In December, Nvidia spent $17 billion to acquire Groq, a startup specializing in fast and cost-efficient inference computing. Last month, Huang said he would demonstrate how Groq’s technology could be integrated with Nvidia’s CUDA platform.
“[T]he big deliverable expected at this event is the unveiling by Nvidia of a new inference-focused chip that will contain IP obtained in the recent Groq acquihire deal,” analysts at Vital Knowledge wrote in a note.
Fed decision in focus
Beyond the technology sector, investors are preparing for a series of central bank policy announcements this week.
The Federal Reserve will be the main focus, with policymakers widely expected to leave interest rates unchanged when their two-day meeting concludes on Wednesday.
Fed Chair Jerome Powell—who is set to step down from his position in May—is also expected to use one of his final press conferences following a policy decision to provide updated remarks on the state of the U.S. labor market and inflation.

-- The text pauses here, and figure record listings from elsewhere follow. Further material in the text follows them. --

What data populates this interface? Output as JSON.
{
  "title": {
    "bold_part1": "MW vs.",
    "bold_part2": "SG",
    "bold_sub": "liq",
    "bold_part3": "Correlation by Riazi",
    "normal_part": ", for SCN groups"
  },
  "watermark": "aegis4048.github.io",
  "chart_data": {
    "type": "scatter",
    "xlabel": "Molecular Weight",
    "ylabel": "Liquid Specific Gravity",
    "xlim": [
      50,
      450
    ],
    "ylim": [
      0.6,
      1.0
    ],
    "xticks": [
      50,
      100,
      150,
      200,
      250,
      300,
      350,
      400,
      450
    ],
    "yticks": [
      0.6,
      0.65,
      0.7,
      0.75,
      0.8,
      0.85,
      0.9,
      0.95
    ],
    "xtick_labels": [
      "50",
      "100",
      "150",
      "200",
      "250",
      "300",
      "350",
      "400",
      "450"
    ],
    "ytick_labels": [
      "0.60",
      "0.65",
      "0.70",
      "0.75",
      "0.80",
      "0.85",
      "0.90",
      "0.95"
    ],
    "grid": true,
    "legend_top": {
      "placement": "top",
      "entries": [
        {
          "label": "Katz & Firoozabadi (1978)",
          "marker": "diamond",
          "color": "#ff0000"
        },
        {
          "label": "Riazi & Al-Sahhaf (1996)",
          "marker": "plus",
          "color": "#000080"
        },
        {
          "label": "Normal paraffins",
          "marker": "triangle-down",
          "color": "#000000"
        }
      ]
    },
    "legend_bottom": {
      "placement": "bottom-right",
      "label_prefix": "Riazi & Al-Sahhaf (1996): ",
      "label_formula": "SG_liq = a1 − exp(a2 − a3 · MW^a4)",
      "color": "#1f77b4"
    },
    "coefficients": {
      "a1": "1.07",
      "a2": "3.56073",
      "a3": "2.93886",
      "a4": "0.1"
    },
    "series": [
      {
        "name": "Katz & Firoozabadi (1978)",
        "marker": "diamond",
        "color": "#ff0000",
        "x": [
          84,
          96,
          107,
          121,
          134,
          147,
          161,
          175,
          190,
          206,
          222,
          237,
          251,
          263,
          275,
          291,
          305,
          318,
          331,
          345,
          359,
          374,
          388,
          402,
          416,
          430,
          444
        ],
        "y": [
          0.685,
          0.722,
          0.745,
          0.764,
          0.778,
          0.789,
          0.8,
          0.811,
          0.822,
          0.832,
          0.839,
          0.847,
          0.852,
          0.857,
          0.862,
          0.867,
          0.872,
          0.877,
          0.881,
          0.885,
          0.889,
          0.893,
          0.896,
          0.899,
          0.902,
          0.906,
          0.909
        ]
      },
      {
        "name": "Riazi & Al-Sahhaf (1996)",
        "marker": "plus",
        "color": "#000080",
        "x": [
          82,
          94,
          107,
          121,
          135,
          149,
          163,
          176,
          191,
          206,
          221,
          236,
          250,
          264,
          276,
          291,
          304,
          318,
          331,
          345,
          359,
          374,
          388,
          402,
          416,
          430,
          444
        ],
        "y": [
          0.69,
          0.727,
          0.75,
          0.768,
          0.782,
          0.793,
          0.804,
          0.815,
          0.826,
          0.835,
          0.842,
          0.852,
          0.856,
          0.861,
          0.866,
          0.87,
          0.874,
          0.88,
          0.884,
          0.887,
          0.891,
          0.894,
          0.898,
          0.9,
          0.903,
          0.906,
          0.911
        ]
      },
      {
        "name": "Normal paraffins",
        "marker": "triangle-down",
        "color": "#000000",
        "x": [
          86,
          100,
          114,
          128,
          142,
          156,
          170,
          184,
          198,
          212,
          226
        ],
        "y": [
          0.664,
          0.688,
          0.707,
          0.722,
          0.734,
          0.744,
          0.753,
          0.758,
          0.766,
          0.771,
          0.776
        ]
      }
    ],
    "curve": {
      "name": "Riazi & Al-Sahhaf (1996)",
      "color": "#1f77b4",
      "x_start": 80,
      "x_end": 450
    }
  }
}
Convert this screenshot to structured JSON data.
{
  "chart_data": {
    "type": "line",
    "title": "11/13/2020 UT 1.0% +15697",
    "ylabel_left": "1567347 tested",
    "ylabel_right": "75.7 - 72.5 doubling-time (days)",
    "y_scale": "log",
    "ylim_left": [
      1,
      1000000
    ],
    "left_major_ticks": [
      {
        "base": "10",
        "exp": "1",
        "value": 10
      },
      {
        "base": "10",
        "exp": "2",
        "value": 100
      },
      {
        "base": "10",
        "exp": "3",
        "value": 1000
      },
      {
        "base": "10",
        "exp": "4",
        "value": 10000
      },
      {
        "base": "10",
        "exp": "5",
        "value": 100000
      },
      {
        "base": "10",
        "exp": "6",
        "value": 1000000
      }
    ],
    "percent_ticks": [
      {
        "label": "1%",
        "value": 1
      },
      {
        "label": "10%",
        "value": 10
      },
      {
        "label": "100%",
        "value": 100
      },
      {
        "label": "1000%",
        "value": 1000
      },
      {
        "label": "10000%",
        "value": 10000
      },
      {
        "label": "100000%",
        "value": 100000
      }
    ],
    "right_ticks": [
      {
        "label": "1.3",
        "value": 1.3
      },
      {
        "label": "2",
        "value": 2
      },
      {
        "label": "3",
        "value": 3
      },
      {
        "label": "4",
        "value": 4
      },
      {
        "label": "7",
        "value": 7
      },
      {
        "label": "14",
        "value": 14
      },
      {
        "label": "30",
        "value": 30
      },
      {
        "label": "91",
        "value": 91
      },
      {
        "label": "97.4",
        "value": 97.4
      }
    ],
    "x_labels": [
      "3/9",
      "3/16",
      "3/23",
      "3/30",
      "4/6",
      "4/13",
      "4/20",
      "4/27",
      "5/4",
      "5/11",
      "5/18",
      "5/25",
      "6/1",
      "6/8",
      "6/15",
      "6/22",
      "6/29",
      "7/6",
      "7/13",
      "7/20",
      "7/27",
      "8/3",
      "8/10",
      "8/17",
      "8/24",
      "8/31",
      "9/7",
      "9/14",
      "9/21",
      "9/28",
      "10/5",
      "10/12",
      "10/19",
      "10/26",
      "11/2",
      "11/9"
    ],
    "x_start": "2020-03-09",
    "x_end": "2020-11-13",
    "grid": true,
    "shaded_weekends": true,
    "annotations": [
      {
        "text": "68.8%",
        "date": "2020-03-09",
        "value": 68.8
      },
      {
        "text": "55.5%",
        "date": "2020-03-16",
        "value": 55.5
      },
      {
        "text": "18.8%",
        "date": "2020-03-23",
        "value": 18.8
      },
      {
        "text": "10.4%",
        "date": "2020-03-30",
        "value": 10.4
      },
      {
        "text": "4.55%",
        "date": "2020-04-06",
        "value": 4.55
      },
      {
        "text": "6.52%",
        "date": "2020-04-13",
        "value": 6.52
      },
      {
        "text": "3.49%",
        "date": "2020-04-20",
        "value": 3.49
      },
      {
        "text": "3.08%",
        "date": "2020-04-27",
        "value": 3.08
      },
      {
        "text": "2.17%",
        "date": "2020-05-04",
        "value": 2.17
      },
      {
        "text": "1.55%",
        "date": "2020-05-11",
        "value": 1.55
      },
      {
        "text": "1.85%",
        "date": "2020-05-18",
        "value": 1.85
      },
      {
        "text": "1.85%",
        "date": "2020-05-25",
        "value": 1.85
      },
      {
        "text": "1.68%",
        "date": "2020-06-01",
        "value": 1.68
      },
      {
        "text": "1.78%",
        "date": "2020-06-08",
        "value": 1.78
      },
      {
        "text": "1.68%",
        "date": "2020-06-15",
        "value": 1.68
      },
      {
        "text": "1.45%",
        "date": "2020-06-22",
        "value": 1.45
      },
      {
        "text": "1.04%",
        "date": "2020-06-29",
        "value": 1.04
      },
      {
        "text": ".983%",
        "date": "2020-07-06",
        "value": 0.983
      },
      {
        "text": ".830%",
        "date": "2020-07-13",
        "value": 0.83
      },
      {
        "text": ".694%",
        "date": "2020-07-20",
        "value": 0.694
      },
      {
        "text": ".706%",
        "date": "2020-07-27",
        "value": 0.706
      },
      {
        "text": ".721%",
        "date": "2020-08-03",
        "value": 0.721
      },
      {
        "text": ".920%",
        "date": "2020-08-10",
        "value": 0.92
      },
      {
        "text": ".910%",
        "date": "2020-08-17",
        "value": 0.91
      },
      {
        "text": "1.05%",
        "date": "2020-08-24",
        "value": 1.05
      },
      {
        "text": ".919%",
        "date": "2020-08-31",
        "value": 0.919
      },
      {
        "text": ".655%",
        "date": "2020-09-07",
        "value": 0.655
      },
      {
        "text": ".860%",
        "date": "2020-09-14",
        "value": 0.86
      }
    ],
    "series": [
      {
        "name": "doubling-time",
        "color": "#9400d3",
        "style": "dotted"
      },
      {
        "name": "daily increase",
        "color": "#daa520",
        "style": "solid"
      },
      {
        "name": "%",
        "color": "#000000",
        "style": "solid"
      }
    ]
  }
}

Recent employment data came in weaker than expected, highlighting potential fragility in the job market. At the same time, inflation risks may be increasing due to higher energy prices linked to the Iran conflict.
These developments present a difficult balancing act for the Fed: lowering rates could support employment but risk fueling inflation, while raising rates might help contain price pressures at the expense of the labor market.
Investors will be watching closely for any signals about how the central bank plans to navigate these competing pressures in the months ahead.